Kita bersyukur soal anak bangsa di Aceh turut menjadi pembicaraan. Pada saat yang sama, kita pusing dengan puing dan mayat-mayat yang bergelimpangan. Negara-negara yang membantu dengan sejumlah dana, turut mengirimkan ribuan tenaga untuk melaksanakan evakuasi yang tak mampu kita laksanakan sendiri secara maksimal. Ketika tentara asing itu mendarat, langsung tampak bahwa mereka memang memiliki keunggulan –salah satunya karena mereka yang berangkat dari psikologis tanpa bencana.
Bukan salah kita. Sebagai korban, tentu tak banyak yang bisa kita dilakukan. Orang-orang yang bertugas mengurusi orang lain, tak mungkin berpaling dengan kenyataan bahwa mereka juga memiliki keluarga yang menjadi korban. Masalahnya, banyak petugas kita, entah itu aparatur, tenaga medis, dan orang-orang yang bertanggung jawab di daerah, terlalu larut dengan itu sehingga banyak masyarakat menerima ekses. Mereka tak mendapat pelayanan sebagaimana mestinya; ya, walau menurut ukuran dalam situasi bencana.
Banyak negara turut memikirkan anak bangsa. Mereka yang datang, menjangkau daerah-daerah terisolir dan dilempar makanan dari helikopter; mendirikan rumah sakit darurat yang langsung di tempat yang dibutuhkan; hampir setiap lokasi pengungsian, terlihat inisiasi untuk memfasilitasi mereka yang mengajarkan anak bangsa untuk bangkit.
Sepertinya bencana demi bencana di negara kita ini mengajarkan agar kita bisa jujur, bahwa persoalan kemanusiaan jangan tercampuradukkan dengan politik –apalagi SARA. Aceh, kita saksikan kemudian menjadi contoh untuk proses tersebut.
Apa yang juga penting dipikirkan dalam suatu bencana?
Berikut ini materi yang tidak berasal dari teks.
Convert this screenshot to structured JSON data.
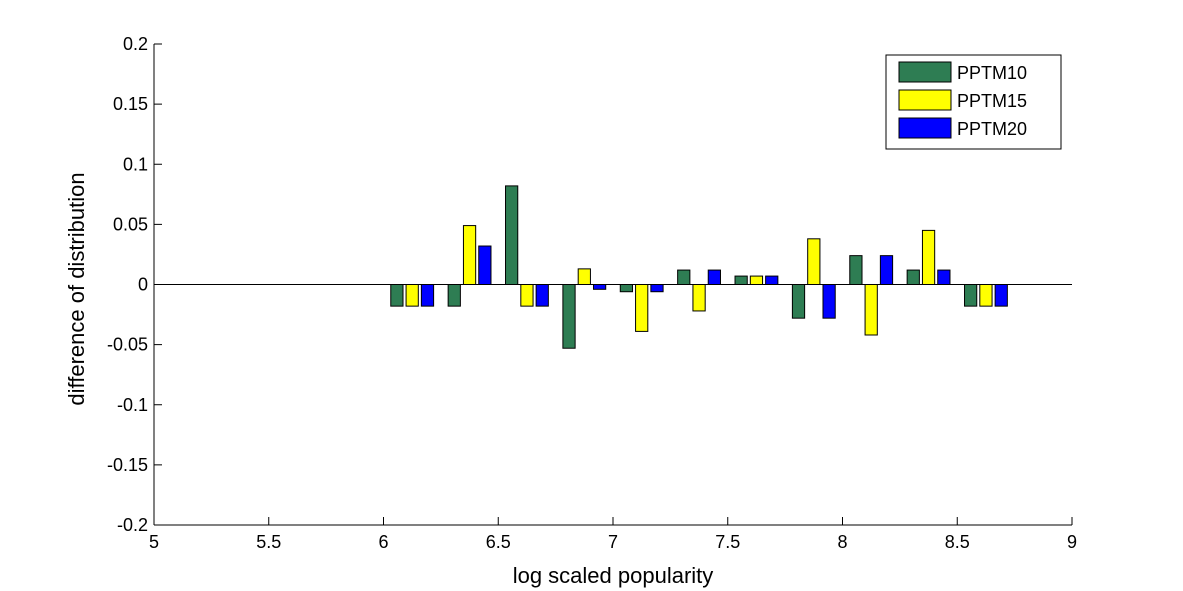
{
  "chart_data": {
    "type": "bar",
    "title": "",
    "xlabel": "log scaled popularity",
    "ylabel": "difference of distribution",
    "xlim": [
      5,
      9
    ],
    "ylim": [
      -0.2,
      0.2
    ],
    "xticks": [
      "5",
      "5.5",
      "6",
      "6.5",
      "7",
      "7.5",
      "8",
      "8.5",
      "9"
    ],
    "yticks": [
      "-0.2",
      "-0.15",
      "-0.1",
      "-0.05",
      "0",
      "0.05",
      "0.1",
      "0.15",
      "0.2"
    ],
    "x": [
      6.125,
      6.375,
      6.625,
      6.875,
      7.125,
      7.375,
      7.625,
      7.875,
      8.125,
      8.375,
      8.625
    ],
    "group_width": 0.2,
    "baseline": 0,
    "grid": false,
    "legend_position": "top-right",
    "series": [
      {
        "name": "PPTM10",
        "color": "#2e7d53",
        "values": [
          -0.018,
          -0.018,
          0.082,
          -0.053,
          -0.006,
          0.012,
          0.007,
          -0.028,
          0.024,
          0.012,
          -0.018
        ]
      },
      {
        "name": "PPTM15",
        "color": "#ffff00",
        "values": [
          -0.018,
          0.049,
          -0.018,
          0.013,
          -0.039,
          -0.022,
          0.007,
          0.038,
          -0.042,
          0.045,
          -0.018
        ]
      },
      {
        "name": "PPTM20",
        "color": "#0000ff",
        "values": [
          -0.018,
          0.032,
          -0.018,
          -0.004,
          -0.006,
          0.012,
          0.007,
          -0.028,
          0.024,
          0.012,
          -0.018
        ]
      }
    ]
  }
}
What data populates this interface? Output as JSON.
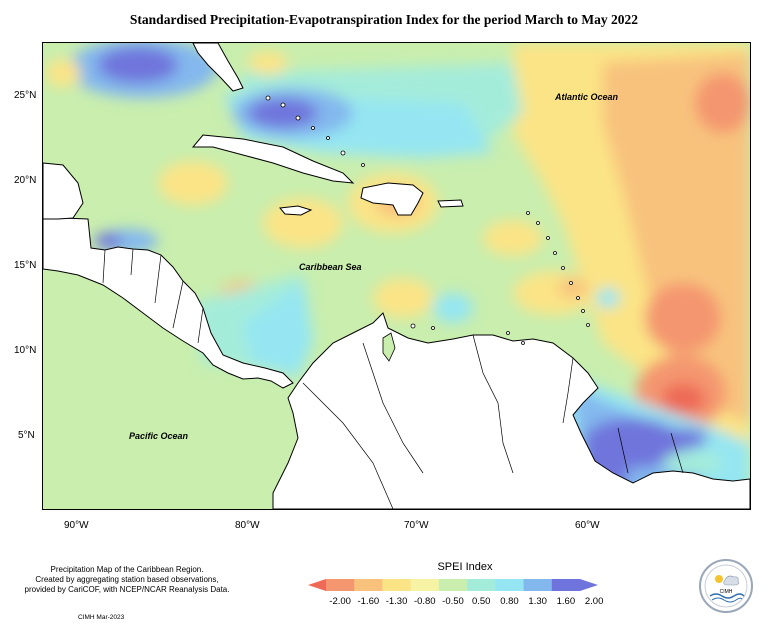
{
  "title": "Standardised Precipitation-Evapotranspiration Index for the period March to May 2022",
  "map": {
    "labels": {
      "atlantic": "Atlantic Ocean",
      "caribbean": "Caribbean Sea",
      "pacific": "Pacific Ocean"
    },
    "lat_ticks": [
      "25°N",
      "20°N",
      "15°N",
      "10°N",
      "5°N"
    ],
    "lon_ticks": [
      "90°W",
      "80°W",
      "70°W",
      "60°W"
    ]
  },
  "footer": {
    "line1": "Precipitation Map of the Caribbean Region.",
    "line2": "Created by aggregating station based observations,",
    "line3": "provided by CariCOF, with NCEP/NCAR Reanalysis Data.",
    "credit": "CIMH Mar-2023"
  },
  "legend": {
    "title": "SPEI Index",
    "labels": [
      "-2.00",
      "-1.60",
      "-1.30",
      "-0.80",
      "-0.50",
      "0.50",
      "0.80",
      "1.30",
      "1.60",
      "2.00"
    ],
    "colors": [
      "#ee6a57",
      "#f4966f",
      "#f8c27d",
      "#fbe486",
      "#f7f3a4",
      "#c9eeae",
      "#a4ecda",
      "#95e6f2",
      "#83b8ee",
      "#6f74dc",
      "#6f74dc"
    ]
  },
  "logo": {
    "text": "CIMH"
  }
}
Katakanlah, semangat. Angka-angka pembangunan sering tak sepenuhnya terukur dalam semangat. Anak bangsa di Aceh, atau di mana pun daerah yang mengalami bencana, harus dipikirkan bagaimana mereka akan bersekolah. Ketika semangat mereka menghilang, pada titik itulah diperkirakan terjadi ancaman lost generation. Orang-orang yang kehilangan harapan, trouma, tak sepenuhnya dapat diselesaikan dengan angka-angka.
Dalam satu koran, waktu itu saya menulis opini, semua itu membutuhkan sesuatu yang khusus yang di luar kamus matematika. Sistem sosial, nilai-nilai dan kebiasaan, berhadapan dengan banyaknya orang dalam sebagian komunitas yang sudah hilang dan meninggal. Gampong dengan masyarakatnya yang tinggal sebagian kecil, tentu membutuhkan semangat lagi untuk mengembalikan semua yang pernah ada.
Kenyataan (terasa) pahit saat mengamati perkembangan penanganan korban bencana, bahwa sampai sekarang, petinggi negara melulu memikirkan bagaimana rumah dibangun, jalan diperbaiki, kantor-kantor berdiri kokoh kembali –karena hal itu sesuatu yang mudah untuk dilakukan. Sangat kecil porsi yang diberikan untuk berpikir serius dalam bidang-bidang nonfisik. Padahal aspek ini sebagai penopang utama masyarakat korban secara keseluruhan.